Alongside the perennial issues of access to finance, childcare, and embedding entrepreneurship into the curriculum, we considered the higher levels of productivity in other nations and what drives this. Investment in skills and training was agreed to be key, and we know the UK currently spends less per capita than France or Germany, for example. So Britain needs to invest more in business skills training, especially in technology. Likewise for the over 50s, as attracting them back to the workplace will drive up productivity. We look forward to seeing how the recently announced ‘returnerships’ fare.
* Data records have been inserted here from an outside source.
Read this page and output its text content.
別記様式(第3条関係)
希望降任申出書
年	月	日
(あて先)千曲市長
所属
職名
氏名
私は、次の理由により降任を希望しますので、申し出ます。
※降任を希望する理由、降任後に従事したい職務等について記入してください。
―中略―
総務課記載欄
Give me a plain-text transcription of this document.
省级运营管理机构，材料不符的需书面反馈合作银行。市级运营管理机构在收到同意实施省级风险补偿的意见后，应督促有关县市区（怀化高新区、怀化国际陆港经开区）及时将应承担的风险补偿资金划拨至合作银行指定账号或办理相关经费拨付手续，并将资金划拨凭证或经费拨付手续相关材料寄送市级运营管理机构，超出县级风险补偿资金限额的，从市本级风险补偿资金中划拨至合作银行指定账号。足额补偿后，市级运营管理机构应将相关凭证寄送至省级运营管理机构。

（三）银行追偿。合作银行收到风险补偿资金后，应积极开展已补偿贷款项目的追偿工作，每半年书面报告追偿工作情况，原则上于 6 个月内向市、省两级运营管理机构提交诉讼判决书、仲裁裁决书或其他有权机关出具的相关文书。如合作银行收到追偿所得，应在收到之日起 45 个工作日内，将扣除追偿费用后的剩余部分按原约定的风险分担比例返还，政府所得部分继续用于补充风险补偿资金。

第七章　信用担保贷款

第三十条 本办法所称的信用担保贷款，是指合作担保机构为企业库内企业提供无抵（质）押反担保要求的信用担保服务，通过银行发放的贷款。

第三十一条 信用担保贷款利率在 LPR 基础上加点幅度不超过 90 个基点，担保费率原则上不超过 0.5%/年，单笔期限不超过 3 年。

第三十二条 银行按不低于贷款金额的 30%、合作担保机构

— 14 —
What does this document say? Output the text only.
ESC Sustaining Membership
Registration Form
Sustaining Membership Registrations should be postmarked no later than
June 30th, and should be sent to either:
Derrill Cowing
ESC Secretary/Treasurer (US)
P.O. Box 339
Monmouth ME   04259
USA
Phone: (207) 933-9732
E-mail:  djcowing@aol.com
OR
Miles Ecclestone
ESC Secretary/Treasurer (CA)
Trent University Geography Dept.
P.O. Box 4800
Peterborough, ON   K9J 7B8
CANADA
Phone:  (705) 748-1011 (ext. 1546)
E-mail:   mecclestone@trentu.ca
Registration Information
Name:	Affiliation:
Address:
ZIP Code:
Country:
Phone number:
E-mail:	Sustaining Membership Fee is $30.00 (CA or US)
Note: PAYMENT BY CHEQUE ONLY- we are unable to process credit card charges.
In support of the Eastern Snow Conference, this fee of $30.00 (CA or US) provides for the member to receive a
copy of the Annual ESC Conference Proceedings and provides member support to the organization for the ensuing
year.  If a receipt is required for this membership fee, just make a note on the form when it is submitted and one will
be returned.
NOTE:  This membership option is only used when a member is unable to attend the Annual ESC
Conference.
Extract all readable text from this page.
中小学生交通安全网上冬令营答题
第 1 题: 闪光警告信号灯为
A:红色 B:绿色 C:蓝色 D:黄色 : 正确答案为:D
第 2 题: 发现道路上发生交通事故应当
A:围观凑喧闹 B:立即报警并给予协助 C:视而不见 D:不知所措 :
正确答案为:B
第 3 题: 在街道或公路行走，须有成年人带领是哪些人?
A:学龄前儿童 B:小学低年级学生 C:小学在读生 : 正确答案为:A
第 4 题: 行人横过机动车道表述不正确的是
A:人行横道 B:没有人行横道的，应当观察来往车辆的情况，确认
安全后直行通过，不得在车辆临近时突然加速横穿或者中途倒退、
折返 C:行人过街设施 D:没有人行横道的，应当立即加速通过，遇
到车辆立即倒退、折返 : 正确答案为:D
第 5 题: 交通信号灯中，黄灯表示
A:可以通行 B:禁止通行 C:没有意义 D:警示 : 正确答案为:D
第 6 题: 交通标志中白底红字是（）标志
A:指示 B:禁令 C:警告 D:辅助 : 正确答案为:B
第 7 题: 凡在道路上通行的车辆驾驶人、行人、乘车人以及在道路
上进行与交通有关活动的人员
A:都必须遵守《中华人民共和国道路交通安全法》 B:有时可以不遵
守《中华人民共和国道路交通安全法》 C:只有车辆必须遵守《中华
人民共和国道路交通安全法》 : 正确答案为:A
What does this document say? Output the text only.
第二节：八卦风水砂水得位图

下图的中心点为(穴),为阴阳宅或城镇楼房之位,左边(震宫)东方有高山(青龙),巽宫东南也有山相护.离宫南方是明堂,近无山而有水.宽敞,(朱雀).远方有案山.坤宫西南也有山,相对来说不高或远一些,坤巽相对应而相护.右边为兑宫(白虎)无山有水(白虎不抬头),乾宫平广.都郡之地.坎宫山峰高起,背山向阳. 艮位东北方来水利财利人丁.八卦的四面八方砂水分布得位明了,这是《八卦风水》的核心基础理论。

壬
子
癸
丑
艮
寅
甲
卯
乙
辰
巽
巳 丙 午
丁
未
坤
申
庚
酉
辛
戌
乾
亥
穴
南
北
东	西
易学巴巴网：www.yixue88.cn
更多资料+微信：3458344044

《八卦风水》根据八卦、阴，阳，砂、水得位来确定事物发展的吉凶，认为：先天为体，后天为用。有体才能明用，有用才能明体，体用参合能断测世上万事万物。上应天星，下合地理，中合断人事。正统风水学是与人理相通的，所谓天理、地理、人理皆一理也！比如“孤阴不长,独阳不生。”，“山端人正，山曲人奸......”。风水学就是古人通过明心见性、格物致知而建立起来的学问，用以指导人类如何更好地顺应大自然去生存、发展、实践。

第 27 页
Local or regional support would be welcome, if not essential, and there is promising progress with libraries acting as enterprise hubs, based on the excellent work of the British Library. However, information on what’s available is patchy. Better communication and signposting will increase access to training and enable skills development, which in turn would improve productivity.

In attendance were Seema Malhotra MP, Stephen Hammond MP and Baroness Verma, as well as representatives from Goldman Sachs, NatWest, British Business Bank, Silicon Valley Bank, The Gender Index, World Business Women and three serial women entrepreneurs. The meeting discussion led to almost as many questions as answers and the group look forward to discovering outcomes of ongoing research led by Professor Hart over the coming months.